The Biden administration has, however, made race-conscious benefits the hallmark of its term, even though it is unconstitutional. Last week was not by no means the first time that Harris drew a sharp distinction between equity and the American ideal of equality. “There is a big difference between equality and equity,” she wrote fewer than two years ago.
It is indeed a core belief of Critical Race Theory that, because racial disparities exist, aid and benefits should be race-based and not limited to means-tested criteria. The foundational writings of CRT are filled with the promotion of racial-conscious policies that fall under the umbrella label of “equity.”
“This belief in color-blindness and equal protection,” writes Kimberle Crenshaw in a 1988 essay, “…make no sense at all in a society in which identifiable groups have been treated differently historically and which the effects of this difference in treatment continued to the present.”
Neil Gotanda goes right to the heart of the CRT argument when he writes in 1991, “Color-blindness strikes down Jim Crow segregation but offers no vision for attacking less overt forms of racial subordination. The color-blind idea of the future society has been exhausted.”
One problem for CRT enthusiasts such as Harris is that American society has decidedly moved away from having government or private enterprises dole out benefits or rights based on race. Race-conscious policies are dismally unpopular, with racial preferences university admissions polling at best 26% versus 74% against and other similar policies largely rejected.
The other problem is that policies based on race are clearly immoral and violate the Constitution and the Civil Rights Act.

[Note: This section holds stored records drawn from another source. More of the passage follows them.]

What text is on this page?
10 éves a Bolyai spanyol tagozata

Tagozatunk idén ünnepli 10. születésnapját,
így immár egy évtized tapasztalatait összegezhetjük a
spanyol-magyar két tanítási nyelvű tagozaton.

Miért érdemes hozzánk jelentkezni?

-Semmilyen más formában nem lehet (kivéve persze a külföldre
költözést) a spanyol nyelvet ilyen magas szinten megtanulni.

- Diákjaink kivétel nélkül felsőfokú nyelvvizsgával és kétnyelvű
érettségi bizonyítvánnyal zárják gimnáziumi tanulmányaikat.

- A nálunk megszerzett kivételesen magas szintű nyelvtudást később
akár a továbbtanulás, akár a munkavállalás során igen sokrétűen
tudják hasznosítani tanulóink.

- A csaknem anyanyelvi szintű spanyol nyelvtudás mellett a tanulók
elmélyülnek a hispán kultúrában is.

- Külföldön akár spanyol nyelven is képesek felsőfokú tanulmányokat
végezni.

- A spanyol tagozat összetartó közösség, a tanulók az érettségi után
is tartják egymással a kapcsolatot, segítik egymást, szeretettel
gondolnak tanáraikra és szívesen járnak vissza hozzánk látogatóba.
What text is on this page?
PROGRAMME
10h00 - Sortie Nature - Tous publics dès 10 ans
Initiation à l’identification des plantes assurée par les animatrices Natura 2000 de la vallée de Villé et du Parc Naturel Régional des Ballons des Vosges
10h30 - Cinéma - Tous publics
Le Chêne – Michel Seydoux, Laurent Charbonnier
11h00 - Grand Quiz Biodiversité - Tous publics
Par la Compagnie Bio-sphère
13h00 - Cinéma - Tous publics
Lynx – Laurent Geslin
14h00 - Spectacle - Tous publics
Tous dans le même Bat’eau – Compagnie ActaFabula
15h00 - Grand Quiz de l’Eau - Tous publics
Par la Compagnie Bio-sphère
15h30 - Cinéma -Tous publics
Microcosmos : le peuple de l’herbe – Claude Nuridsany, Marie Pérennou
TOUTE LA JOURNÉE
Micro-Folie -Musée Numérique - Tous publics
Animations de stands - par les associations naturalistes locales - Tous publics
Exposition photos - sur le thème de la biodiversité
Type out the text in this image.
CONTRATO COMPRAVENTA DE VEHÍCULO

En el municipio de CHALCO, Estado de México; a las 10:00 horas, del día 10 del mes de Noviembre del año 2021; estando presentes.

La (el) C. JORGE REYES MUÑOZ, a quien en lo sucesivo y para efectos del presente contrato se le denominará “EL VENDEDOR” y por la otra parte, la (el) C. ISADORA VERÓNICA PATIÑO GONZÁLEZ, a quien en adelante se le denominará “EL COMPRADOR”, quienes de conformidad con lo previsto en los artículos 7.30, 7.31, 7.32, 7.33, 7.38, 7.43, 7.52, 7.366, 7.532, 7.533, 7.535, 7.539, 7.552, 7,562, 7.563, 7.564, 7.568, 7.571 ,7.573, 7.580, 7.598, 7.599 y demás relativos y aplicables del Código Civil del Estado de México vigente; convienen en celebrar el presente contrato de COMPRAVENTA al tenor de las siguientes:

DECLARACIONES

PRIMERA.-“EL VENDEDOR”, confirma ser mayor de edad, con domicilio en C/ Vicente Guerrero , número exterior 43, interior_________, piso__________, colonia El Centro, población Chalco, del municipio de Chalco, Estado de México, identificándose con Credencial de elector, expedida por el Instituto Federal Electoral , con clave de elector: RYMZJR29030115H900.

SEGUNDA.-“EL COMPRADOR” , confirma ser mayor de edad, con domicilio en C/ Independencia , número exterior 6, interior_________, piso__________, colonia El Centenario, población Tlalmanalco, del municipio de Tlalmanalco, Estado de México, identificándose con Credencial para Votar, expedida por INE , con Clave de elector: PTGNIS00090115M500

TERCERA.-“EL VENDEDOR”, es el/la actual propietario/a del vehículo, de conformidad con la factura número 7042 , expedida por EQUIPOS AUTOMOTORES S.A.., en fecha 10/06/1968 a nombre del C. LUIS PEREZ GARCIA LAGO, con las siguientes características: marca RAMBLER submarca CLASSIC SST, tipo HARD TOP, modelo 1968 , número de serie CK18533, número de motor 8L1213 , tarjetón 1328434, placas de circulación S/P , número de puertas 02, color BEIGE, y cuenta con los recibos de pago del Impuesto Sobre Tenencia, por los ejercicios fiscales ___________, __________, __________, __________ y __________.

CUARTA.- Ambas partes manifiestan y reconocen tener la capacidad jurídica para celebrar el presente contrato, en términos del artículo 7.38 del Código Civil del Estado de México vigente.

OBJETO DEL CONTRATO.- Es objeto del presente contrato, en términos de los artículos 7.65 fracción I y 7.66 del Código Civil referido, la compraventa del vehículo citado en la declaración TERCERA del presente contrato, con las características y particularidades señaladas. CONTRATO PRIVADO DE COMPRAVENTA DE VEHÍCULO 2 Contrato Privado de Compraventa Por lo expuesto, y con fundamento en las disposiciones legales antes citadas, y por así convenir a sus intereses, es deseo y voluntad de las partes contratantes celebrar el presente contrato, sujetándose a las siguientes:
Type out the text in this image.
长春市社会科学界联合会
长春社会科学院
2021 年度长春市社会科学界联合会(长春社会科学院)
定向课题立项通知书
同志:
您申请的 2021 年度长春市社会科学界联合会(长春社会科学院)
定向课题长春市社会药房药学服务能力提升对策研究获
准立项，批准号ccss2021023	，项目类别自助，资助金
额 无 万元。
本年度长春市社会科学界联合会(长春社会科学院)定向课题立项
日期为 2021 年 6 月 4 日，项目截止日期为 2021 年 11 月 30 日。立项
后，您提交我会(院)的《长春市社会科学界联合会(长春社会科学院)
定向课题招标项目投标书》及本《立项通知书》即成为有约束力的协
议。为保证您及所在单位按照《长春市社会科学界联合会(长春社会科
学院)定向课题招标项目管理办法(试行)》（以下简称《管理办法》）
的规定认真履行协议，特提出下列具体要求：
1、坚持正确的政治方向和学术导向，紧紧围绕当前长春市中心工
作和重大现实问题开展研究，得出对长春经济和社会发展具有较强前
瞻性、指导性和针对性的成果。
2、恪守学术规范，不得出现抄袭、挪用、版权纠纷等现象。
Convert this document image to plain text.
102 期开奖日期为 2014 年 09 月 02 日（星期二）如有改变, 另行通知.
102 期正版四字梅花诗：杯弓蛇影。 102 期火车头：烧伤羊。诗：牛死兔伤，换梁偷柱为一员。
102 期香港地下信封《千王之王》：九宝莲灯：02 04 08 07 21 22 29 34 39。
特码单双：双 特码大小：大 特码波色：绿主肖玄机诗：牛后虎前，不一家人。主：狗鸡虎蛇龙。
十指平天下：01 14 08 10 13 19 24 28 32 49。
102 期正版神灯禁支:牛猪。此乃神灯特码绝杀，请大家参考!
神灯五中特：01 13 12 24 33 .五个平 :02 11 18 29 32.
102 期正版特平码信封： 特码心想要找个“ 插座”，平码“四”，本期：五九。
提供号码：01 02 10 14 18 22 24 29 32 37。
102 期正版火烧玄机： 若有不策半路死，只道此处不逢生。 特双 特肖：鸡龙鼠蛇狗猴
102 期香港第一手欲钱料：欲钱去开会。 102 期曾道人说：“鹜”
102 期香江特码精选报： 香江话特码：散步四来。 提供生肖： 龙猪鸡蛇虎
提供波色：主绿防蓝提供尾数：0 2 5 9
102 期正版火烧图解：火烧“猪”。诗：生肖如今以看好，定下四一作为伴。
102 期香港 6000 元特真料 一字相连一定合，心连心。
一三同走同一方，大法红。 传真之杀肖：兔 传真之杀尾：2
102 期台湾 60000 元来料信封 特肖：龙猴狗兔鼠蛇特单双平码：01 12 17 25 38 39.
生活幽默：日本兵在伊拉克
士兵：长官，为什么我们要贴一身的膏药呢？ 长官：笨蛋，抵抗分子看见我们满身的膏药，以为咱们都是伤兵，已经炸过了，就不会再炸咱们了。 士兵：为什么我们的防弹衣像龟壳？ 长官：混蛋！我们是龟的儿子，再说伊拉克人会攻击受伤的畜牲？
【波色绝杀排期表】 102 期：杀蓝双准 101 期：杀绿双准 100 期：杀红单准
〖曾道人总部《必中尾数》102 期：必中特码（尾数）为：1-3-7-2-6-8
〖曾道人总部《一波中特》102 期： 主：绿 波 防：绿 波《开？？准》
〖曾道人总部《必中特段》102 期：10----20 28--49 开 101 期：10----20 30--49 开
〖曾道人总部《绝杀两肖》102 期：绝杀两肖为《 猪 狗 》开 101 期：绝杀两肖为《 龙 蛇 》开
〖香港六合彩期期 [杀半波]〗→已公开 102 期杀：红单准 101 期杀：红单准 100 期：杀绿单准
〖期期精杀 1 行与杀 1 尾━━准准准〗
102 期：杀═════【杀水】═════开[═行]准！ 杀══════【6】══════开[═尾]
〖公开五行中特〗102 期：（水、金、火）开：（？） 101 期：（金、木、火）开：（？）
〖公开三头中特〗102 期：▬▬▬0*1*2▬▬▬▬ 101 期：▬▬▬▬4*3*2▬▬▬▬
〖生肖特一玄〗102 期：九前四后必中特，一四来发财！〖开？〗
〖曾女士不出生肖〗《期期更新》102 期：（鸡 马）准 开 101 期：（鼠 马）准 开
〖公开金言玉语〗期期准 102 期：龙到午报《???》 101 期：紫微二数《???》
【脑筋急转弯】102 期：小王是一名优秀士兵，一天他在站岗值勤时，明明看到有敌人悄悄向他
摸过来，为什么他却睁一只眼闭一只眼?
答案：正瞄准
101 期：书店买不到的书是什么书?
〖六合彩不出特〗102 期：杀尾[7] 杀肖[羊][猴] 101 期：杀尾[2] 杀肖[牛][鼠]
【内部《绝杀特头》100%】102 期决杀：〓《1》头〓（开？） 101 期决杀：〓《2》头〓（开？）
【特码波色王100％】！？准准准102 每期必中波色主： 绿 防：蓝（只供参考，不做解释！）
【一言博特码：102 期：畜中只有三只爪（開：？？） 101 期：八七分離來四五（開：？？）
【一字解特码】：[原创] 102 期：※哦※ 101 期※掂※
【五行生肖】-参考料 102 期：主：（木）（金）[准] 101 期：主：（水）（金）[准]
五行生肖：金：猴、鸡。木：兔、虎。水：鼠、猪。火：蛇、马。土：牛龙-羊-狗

And yet, businesses, schools and professional associations are falling all over themselves to compel their employees and members to conform to this ugly and unpopular views, by for example forcing them to sign Diversity, Equity and Inclusion statements, or face disciplinary measures, or worse.
Americans are fighting back. Last week, Jonathan Haidt, a liberal who is a professor at New York University, announced he would resign from the Society for Personality and Social Psychology, the only professional organization he belongs to, because it has instituted a requirement that everyone presenting research explain how their work advances “equity, inclusion, and anti-racism goals.”
Haidt wrote that he found he found the demand problematic in an academic institution supposedly devoted to seeking truth. He quoted a well known passage from a book by Ibram Kendi, who earns a great deal of money from training Americans on equity activities: “The only remedy to racist discrimination is antiracist discrimination. The only remedy to past discrimination is present discrimination. The only remedy to present discrimination is future discrimination.”
Haidt wrote, “I explained why I thought the claim was incorrect from a social science perspective because there are obviously many other remedies. And I explained why I thought the claim was incorrect morally because it requires us to treat people as members of groups, not as individuals, and then to treat people well or badly based on their group membership. That’s exactly the opposite of what most of us who grew up in the late 20th century thought was a settled moral fact.”
It takes courage for Americans to buck the tide of DEI (diversity, equity and inclusion), but they shouldn’t be alone. Until the federal government is in different hands, the 50 states should be passing bills which make it clear that discrimination is illegal, as is compelling a belief on such discrimination, and prosecuting violators.
Until then, we can rely on Harris to remind us occasionally what exactly equity entails, and why it must be opposed.